On Behalf of | Mar 5, 2019 | Child Support |

Child support exists to help fund a child’s needs but might not be enough to help them live a full life. How are these needs calculated? The result could seriously impact your daily finances and your taxes.

What factors contribute to child support?

Both parents have a responsibility and a duty to provide for their children as they are able. After a divorce, it might be difficult to accurately predict or calculate what your new financial situation will be.

In Ohio, the following affects child support:

  • Number of biological and non-biological children
  • Your monthly income or annual income (earned or non-earned)
  • Amount of spousal support (alimony)
  • Medical care costs
  • Education costs (now and in the future)
  • Custodial status: sole, shared or split
  • Geographical residence
  • Any other outstanding needs

If you will need to declare bankruptcy before or after your divorce, this could further affect your child support payments.

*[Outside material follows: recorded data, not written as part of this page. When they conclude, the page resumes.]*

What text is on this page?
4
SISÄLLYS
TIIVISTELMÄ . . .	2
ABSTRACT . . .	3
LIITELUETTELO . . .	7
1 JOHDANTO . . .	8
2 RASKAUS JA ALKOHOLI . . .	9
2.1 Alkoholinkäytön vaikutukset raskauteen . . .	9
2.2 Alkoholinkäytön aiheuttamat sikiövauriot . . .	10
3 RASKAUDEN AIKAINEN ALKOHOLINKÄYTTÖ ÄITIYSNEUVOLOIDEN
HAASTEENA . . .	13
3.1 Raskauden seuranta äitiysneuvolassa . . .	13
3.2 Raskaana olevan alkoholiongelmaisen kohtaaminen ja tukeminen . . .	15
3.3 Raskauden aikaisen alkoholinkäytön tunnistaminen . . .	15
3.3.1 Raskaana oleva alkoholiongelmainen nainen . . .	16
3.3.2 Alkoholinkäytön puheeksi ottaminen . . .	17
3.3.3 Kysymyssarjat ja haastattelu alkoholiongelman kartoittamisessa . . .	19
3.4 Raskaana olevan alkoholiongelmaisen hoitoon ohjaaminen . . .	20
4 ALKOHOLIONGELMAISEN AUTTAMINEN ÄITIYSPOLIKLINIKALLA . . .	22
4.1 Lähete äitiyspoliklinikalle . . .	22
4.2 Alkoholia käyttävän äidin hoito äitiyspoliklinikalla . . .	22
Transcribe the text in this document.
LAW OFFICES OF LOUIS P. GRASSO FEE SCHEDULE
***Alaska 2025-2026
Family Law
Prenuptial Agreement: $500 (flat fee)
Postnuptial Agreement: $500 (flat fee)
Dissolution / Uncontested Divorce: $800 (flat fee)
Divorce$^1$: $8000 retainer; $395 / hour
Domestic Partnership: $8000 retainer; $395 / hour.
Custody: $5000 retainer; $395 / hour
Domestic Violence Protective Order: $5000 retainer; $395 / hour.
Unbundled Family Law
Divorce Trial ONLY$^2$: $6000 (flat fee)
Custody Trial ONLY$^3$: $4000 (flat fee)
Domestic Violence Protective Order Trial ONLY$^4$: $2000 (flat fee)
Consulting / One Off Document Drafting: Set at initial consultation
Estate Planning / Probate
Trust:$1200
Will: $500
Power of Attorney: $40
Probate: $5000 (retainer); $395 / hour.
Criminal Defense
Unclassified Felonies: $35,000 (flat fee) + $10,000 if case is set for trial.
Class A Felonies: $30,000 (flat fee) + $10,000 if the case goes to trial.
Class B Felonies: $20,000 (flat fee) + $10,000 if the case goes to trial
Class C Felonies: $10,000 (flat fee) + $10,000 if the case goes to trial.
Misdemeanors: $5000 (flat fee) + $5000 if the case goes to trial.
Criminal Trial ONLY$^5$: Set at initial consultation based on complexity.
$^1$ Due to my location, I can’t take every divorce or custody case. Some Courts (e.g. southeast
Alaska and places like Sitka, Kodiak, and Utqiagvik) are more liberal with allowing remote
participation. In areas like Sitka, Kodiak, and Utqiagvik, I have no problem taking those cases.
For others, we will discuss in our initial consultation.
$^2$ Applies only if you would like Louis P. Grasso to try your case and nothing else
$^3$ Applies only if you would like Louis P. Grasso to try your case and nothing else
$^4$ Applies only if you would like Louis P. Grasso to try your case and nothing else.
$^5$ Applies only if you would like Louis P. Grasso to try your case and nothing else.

In addition, unemployment or incarceration will complicate the matter.

What happens if child support is not enough?

Child support does not need to be a static arrangement. If the initial calculation was too much or too little, either parent can file a petition to change the arrangement after 36 months. You may need to go to court to do this.

You might need to rearrange your child support order in the following situations:

  • You lose your job and/or medical insurance
  • You irreversibly lose 30 percent of your previous gross income for longer than six months
  • Your child suddenly develops a severe medical complication
  • Your child’s school expenses suddenly rise
  • You come into a new source of wealth

However, you should take caution before you reopen this arrangement. Child support is one payment in a complex agreement between two parents. To receive more in one area, you might need to sacrifice something from another.

If you are confused about your child support arrangement, you may want to explore your legal options. These payments are meant to provide for your children and their everyday needs. If the payments no longer do that, it could be time to revisit your arrangement.